Spokesmen from LV and Scottish Friendly claimed pensioners and savers would face difficulties because of the extremely low inflation rate. In March the Official for National Statistics revealed that inflation had hit zero, down from 0.3 per cent in January.
Further, in its 58-page Inflation Report in February, the Bank of England predicted inflation would keep falling. The report said: “The fall in the oil price over recent months means that inflation is likely to fall further in the near term, and could temporarily turn negative.”
Steve Lewis, head of retirement distribution for LV, said: “The pensioner has to recognise that inflation is perhaps the biggest risk to his retirement income plans.

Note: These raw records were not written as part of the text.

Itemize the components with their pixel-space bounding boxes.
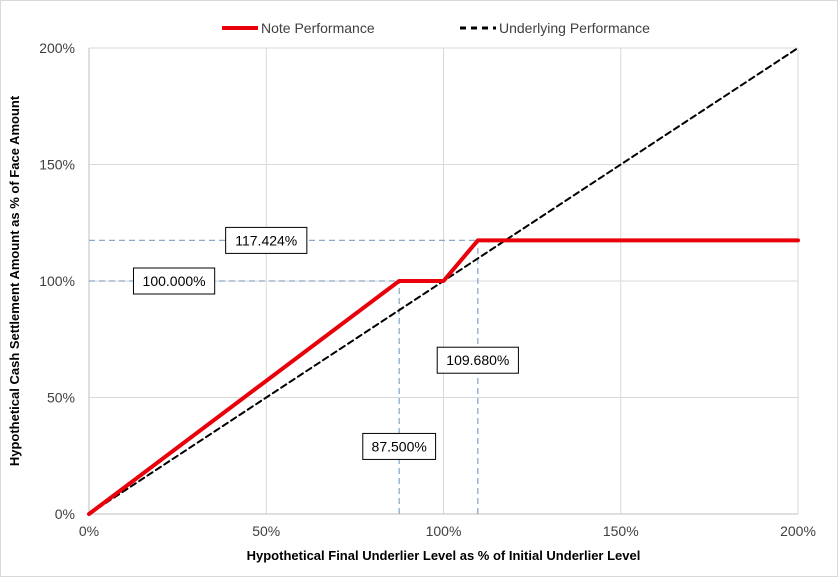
callout-border [362,432,437,460]
legend-note-performance: Note Performance [222,20,375,36]
y-tick-label: 50% [47,390,75,406]
y-tick-label: 150% [39,157,75,173]
y-axis-title: Hypothetical Cash Settlement Amount as %… [7,95,22,466]
callout-label: 117.424% [235,232,297,248]
callout-label: 100.000% [143,273,206,289]
callout-box: 100.000% [132,267,216,295]
callout-border [436,346,519,374]
y-tick-label: 100% [39,273,75,289]
callout-label: 109.680% [446,352,509,368]
callout-box: 87.500% [362,432,437,460]
callout-border [225,226,308,254]
note-performance-line [87,238,800,516]
callout-border [132,267,216,295]
y-tick-label: 0% [55,506,75,522]
x-tick-label: 150% [603,523,639,539]
x-tick-label: 0% [79,523,99,539]
legend-label: Underlying Performance [499,20,650,36]
legend-label: Note Performance [261,20,375,36]
x-tick-label: 100% [426,523,462,539]
callout-labels: 117.424% 100.000% 87.500% 109.680% [132,226,519,460]
x-tick-label: 200% [780,523,816,539]
x-axis-title: Hypothetical Final Underlier Level as % … [247,548,641,563]
legend-underlying-performance: Underlying Performance [460,20,650,36]
series-lines [87,47,800,516]
legend: Note Performance Underlying Performance [222,20,650,36]
callout-box: 109.680% [436,346,519,374]
x-tick-label: 50% [252,523,280,539]
y-tick-label: 200% [39,40,75,56]
callout-box: 117.424% [225,226,308,254]
tick-labels: 0% 50% 100% 150% 200% 0% 50% 100% 150% 200% [39,40,816,539]
callout-label: 87.500% [372,438,427,454]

“Setting out for a lifetime in retirement based on an expectation that today’s environment will continue would just be wrong. Individuals and advisers need to understand and plan for inflation.”
Mr Lewis was not alone in his warning. Calum Bennie, a savings specialist for Scottish Friendly, said deflation could lead the Bank of England to cut interest rates from the low of 0.5 per cent – a move that would put pressure on cash savers.
He said: “The outlook for savers is not good, and those looking to build up deposits will have to scurry around to get decent rates on cash accounts. Alternatively, for a long-term investment, now could be the time for people to consider stocks and shares, or investment Isas.”
Chris Williams, chief executive of Bristol-based Wealth Horizon, said: “Having a diversified portfolio which can grow above a more normal level of inflation, such as the 2 per cent the Bank of England targets, should still be a key goal for investors, and is something which assets like cash cannot match with rates where they are.”